Kala: Conventionally, education has been understood as preparation for life, as personal realisation, and as an essential element in progress and social change, in accordance with changing needs.

There should be school level changes, such as:

  • Focus on know-how: India severely lacks when it comes to practical knowledge or testing how much a child knows, not theoretically, but practically.
  • Study options to choose from: The students who know what they want to do should have the better choice. So providing choices in high school is crucial.
  • Practicality of providing choices: CBSE does have a list of 67 subjects to choose from, in their Senior Secondary Classes. Number of schools offering various subject permutation combinations are very less.
  • Model for rural India: “Each one, Teach one”: Children should be encouraged to go to school every day. One day the child learns, next day he will teach. Say if the child is in class 10 and has scored 70% marks, then he should teach class 6 kids.
  • Marking system: Is it justified that a student is evaluated only on the basis of his/her performance for the duration of three hours of the exam? If the axis of grading and marking is shifted to classroom participation, project work, communication and leadership skills and extracurricular performance, only then will a genuine student shine out.

“ Let’s share the similarities and celebrate the differences through Global Education.”

Kala Mohan’s career graph showcases more than three decades of progressive qualitative experience across a wide gamut of functions in the field of Education and Training. A Post Graduate in Education, Sociology, English Literature and Personnel Management with specialization in HR (University Topper Rank 1) with Post Gradate Diploma in Distance Education, Computer Science and Special Education, she has headed three CBSE schools of MP.

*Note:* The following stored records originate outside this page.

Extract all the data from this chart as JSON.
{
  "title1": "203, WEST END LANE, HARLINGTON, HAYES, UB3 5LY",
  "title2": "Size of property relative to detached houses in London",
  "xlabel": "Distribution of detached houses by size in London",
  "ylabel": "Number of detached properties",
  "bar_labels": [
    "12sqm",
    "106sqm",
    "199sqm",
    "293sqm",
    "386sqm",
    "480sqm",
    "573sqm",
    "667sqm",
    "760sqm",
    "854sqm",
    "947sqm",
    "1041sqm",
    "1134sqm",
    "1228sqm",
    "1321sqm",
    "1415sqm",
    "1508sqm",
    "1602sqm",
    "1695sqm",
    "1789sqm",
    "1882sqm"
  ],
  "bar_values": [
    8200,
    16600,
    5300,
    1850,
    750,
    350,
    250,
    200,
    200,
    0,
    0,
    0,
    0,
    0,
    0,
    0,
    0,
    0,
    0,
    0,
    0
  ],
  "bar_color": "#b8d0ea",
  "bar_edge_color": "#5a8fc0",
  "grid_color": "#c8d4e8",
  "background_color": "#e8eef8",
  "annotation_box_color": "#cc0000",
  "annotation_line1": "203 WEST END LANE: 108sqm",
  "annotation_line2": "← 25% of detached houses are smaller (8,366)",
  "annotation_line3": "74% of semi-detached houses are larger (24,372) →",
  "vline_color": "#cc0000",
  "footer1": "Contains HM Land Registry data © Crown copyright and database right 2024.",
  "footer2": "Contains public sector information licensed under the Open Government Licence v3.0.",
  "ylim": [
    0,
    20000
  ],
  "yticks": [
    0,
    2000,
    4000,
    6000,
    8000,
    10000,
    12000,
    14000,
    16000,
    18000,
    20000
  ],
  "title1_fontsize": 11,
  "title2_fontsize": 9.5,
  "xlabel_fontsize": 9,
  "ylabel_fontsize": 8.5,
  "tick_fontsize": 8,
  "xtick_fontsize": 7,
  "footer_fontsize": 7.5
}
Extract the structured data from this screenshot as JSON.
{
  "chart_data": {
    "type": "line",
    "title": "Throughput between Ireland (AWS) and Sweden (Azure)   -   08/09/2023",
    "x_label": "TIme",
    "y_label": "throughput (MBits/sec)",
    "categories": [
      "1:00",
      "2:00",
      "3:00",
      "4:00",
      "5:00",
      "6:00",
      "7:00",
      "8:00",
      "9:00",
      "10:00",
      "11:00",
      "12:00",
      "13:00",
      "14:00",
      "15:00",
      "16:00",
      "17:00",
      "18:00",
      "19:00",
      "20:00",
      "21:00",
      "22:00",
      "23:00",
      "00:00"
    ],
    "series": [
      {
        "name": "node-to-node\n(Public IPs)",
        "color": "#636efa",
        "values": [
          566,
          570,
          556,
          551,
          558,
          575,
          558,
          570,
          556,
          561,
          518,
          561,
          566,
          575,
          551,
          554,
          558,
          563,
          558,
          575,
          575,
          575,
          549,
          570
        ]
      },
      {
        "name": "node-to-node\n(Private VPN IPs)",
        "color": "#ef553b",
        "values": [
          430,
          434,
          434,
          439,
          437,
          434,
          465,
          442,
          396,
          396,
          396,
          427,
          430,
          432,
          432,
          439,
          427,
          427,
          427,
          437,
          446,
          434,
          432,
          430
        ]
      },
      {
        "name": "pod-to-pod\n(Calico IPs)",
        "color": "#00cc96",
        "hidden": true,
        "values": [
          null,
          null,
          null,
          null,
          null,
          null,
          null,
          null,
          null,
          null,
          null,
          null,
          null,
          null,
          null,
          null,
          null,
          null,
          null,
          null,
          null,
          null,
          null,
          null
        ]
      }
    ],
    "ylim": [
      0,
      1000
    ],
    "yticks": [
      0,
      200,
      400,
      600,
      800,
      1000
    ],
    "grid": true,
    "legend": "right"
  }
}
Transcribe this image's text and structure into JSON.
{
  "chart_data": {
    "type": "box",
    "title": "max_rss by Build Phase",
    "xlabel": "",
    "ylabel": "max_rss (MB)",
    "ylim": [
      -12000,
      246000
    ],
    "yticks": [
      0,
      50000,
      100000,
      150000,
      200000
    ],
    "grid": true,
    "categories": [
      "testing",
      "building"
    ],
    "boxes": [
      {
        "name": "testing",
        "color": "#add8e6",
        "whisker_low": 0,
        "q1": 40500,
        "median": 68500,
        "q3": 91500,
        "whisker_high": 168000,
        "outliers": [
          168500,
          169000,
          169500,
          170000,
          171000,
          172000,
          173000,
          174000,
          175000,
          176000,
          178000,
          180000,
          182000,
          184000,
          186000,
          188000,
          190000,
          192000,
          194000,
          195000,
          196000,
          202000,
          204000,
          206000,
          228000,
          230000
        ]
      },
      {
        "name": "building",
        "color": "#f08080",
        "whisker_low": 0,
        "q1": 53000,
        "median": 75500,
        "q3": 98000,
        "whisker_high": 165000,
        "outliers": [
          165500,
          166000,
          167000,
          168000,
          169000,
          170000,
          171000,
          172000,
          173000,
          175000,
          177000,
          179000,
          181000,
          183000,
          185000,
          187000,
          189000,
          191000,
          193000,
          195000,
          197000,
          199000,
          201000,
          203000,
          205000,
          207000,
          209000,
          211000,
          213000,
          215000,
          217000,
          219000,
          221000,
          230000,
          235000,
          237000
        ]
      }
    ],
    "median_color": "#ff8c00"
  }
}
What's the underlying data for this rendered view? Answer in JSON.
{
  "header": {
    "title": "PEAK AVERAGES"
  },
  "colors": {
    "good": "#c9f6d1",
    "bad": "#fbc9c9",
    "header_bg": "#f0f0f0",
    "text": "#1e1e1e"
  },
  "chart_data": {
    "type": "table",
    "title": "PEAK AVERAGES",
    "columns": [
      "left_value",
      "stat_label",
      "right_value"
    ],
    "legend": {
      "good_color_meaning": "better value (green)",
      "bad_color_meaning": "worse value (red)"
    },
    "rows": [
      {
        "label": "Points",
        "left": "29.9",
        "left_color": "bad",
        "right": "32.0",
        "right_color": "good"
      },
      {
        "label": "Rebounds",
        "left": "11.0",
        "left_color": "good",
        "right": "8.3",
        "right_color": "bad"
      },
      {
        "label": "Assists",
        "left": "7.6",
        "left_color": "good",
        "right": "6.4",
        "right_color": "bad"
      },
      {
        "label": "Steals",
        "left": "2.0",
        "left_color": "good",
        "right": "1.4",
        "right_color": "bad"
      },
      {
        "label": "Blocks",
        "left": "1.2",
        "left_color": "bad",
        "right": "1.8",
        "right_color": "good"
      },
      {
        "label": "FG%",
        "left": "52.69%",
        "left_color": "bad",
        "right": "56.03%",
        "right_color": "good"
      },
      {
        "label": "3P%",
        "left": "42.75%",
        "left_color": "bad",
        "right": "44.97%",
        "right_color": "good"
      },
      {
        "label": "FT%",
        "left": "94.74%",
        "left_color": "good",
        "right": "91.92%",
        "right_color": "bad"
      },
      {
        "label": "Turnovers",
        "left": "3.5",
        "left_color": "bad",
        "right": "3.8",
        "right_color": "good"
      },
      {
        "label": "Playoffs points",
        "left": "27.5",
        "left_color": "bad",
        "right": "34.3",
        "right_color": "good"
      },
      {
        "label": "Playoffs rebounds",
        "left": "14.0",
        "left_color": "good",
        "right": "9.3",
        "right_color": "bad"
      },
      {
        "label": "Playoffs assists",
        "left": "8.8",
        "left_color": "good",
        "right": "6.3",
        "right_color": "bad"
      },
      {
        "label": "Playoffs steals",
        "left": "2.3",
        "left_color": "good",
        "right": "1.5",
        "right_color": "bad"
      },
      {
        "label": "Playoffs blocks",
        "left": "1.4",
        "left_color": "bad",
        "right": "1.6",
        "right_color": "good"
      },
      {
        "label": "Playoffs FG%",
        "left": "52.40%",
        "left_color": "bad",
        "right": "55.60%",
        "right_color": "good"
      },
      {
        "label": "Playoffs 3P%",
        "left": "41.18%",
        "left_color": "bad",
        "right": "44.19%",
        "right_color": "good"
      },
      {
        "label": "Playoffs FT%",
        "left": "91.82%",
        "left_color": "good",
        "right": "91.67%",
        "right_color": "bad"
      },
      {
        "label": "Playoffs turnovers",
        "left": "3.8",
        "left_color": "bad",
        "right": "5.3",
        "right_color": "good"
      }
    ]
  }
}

She is presently holding the position of Academic Advisor and Senior Consultant to few schools of MP. She is also part of the Academic Audit, Curriculum Development and Planning, Training of all stakeholders, Mentoring and Monitoring team of her own company and visited more than 260 organisations across the country and trained around 25,000 trainees from Educational Sector, Social sector and corporate Sector including schools, colleges, hospitals, NGOs, Banks etc. She is an international NLP certified Practitioner, RCI registered Special Educator and has conducted various workshops for School Management, Principals, Educators, Students and Parents, corporate etc. She is the pioneer of PARWARISH ( Effective Parenting Programme) and addressed more than 2.7 Lakhs parents across country. She has done extensive research and developed many modules for Teachers’ Training, Soft Skills, Life Skills and Parenting guide.

She has been conferred with lots of awards and recognition from the Society like Bharat Shiksha Ratna, Guru Dronacharya Samman, Sandipani Gurujan Vishishth Samman, Best Principal Award, Awantika Samman, Matra Shakti Samman, Shining Star Award, WEF award@ Delhi, and many more for the relentless and selfless work for the society.